Belediyeler için imar konuları haksız ve abartılı gelir ve kişisel zenginleşme kapısı. Aday tespitlerinde partilerin başkan adaylarının genel merkezlerine çantayla para taşıdıklarına ilişkin söylentilerin yahut el kadar belediye seçimlerinde bile abartılı harcama görüntülerinin asılsız ve masum olmadığı buradan bakınca daha iyi anlaşılıyor.
Şimdiye kadar, deprem sonrası sorumluluklar yüklenicilerle (müteahhitlerle) sınırlandı; hemen sadece onlar soruşturma ve kovuşturmaya muhatap oldular. Bir yapının proje ve uygulamasındaki kurallara aykırılıklardan en başta yapı işini yüklenenlerin sorumlu tutulması elbette doğal ve kaçınılmaz.
Ancak, yapı denetim, belediye ve bakanlık birimleri denetim görevlerini hakkıyla yapsa, yüklenicinin kurallara aykırı proje, projeye aykırı inşaat yapması, sorunlu ve eksik malzeme kullanması mümkün olabilir mi?
Bu açıdan, sağlıksız ve çarpık yapılaşma bir ya da birkaç kişinin aç gözlülüğünün, arsızlık ve hırsızlığının sonucu değil; yerel ve merkezi yetkililerin de ihmalinin, görevlerini kötüye kullanmalarının, hatta bazen kasıtlı olabileceklerini düşündüren duyarsız ve çıkarcı davranışlarının sonucudur.

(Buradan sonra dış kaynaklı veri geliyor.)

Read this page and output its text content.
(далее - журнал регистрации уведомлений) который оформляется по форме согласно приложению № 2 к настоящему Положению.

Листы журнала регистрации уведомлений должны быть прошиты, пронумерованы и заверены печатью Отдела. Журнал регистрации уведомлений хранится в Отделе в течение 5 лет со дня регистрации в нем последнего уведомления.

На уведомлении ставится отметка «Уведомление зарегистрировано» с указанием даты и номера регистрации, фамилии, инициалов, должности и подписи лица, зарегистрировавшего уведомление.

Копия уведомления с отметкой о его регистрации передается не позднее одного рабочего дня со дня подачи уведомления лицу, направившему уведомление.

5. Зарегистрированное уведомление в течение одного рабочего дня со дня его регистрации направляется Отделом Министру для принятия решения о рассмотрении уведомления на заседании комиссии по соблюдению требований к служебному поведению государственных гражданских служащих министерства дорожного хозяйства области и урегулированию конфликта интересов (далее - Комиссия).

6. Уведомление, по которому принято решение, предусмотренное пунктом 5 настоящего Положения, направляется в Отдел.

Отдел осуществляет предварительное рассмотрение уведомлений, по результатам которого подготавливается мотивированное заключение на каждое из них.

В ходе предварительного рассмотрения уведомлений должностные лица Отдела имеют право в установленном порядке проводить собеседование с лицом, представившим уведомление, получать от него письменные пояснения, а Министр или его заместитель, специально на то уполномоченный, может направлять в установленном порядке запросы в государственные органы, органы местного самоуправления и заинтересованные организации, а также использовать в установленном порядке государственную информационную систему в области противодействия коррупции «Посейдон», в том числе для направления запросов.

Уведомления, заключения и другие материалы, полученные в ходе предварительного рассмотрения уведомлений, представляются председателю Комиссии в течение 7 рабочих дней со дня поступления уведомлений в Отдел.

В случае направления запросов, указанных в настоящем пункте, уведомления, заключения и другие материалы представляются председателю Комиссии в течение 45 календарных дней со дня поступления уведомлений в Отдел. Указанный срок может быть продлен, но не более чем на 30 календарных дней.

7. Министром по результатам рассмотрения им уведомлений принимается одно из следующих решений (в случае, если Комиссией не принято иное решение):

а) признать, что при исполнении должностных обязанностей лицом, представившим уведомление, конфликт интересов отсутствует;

Önceki yıllarda deprem yıkımları hukuk açısından ciddi soruşturmaların konusu olmadı.
1999 depreminin on binlerin ölümüne yol açan vahim sonuçlarından sonra bazı site yahut apartman yüklenicileri hakkında davalar açıldı. Açılan davaların bir kısmı, -sorumluluk depremin şiddetine bağlanarak- beraatle sonuçlandı. Bir kısmı, itirazlarla uzayıp giden bilirkişi incelemeleri, bulunamayan sanıklar ve başka çeşitli gerekçelerle zaman aşımına uğratıldı. İbret olsun cümlesinden mahkum edilen bir kaç sanık, infaz yasalarıyla kısa sürede hapisten kurtuldu, yine inşaatçılığa devam ettikleri söyleniyor.
DAVALAR SADECE MÜTEAHHİTLERLE SINIRLI TUTULMAMALI
Bu davaların hem yalnızca müteahhitlerle sınırlı tutulması, hem de ‘tedbirsizlik – dikkatsizlik’ gibi unsurlarla tanımlanan ‘taksirli suçlar’ kapsamında görülmesi, sorumluluğun kapsamı ve yaptırımın ölçüsü açısından doğru değil; nitekim önceki yargılamalardan beklenen caydırıcı sonuç da, bu yüzden elde edilemedi.
Soruşturmaların, baştan beri anlatmaya çalıştığım gibi, proje safhasından iskan ruhsatına kadar tüm aşamalarıyla ilgili bütün denetim birimlerini ve elemanlarını kapsaması gerekiyor.
Uygun olmayan yerlerde yerleşime ve uygunsuz projelere yol ve onay veren Bakanlıklar ve Belediyeler de bu sorumluluğa mutlaka ortak edilmeli.
Öte yandan, soruşturma ve yargılamalar, ceza hukukunun ‘taksir’ (kusur) gibi basit sorumluluk hükümleriyle değil, ‘bilinçli taksir’ hatta ‘olası kast’ gibi daha ağır ve etkili sorumluluk hükümleriyle yürütülmeli.
Uygun olmayan araziye yapılan binanın, yahut eksik demir ve çimento kullanarak yapılan koca yapıların, deprem bölgesinde ‘katliam’ boyutlarında ölümlere neden olabileceği bilinirken, ‘tedbirsizlik-dikkatsizlik’ diye, basit bir trafik kazası gibi cezalandırılması kesinlikle kabul edilemez.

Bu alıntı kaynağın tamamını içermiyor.